PHOTO COURTESY | THE RUSSIAN PRESIDENT
President of China Xi Jinping and President Donald Trump have mixed words over a trade war between the two countries.

U.S. President Donald Trump and Chinese President Xi Jinping are coming head to head in an aggressive economic battle over trade between the two global powerhouses. However, it is likely that both countries will be able to survive the onslaught of tariffs.

The relationship between the two countries has always been tense, with the current administration focusing on three problems: the trade deficit, Chinese intellectual property theft and China’s industrial policy.

However, the issue at hand here is the politics, not the economics. President Trump is looking to take an aggressive stance against our Pacific neighbor in an effort to follow through on his campaign promises and rhetoric on trade.

China is more vulnerable to tariffs and trade restrictions. With an export-dependent economy and 20 percent of those exports going to the United States, China is more susceptible to economic woe in a trade war than the United States.

However, the United States has much more to lose. President Xi has substantial control over industries in China, the media and $3 trillion in surplus, enabling him to aid Chinese companies and subsidize prices for Chinese consumers.

Trump, however, is facing backlash from Wall Street, the Republican Party and farmers in the Midwest, many of who voted for Trump. With the 2018 midterms approaching, many Republicans are worried that Trump’s actions and attitude toward China in a trade war, with potentially significant casualties to the agricultural sector, could cause the party to lose seats, both locally and nationally.

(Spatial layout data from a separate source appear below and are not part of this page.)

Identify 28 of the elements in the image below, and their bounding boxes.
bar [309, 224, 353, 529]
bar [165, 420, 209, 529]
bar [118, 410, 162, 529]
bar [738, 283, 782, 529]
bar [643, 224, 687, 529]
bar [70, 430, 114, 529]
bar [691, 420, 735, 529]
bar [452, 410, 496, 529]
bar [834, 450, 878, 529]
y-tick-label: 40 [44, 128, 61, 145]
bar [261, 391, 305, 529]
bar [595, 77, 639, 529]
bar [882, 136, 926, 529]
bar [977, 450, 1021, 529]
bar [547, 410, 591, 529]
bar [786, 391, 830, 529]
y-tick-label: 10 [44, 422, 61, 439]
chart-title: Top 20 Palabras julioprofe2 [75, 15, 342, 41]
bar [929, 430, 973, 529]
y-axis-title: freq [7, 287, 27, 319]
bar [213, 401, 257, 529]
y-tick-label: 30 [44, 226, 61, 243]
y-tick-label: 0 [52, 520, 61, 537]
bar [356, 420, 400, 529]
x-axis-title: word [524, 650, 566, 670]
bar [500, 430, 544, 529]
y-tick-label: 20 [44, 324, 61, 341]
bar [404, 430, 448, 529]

Farmers and businesses in North Dakota are starting to worry as threats of tariffs on U.S. goods — including soybeans, wheat, corn, beef, automobiles, chemicals and aircraft — begin to circulate within China. To put it into perspective, two-thirds of North Dakota’s soybean crop is exported to China.

Steel businesses have already seen the effects that worry have caused, with prices in steel beginning to rise, and consumers, many local, having to pay the price.

In a trade war, everyone loses. North Dakota loses. The United States loses. China loses. In the end, whatever the result, each says to the other, “It’s not you; it’s me. It’s not economics; it’s politics.”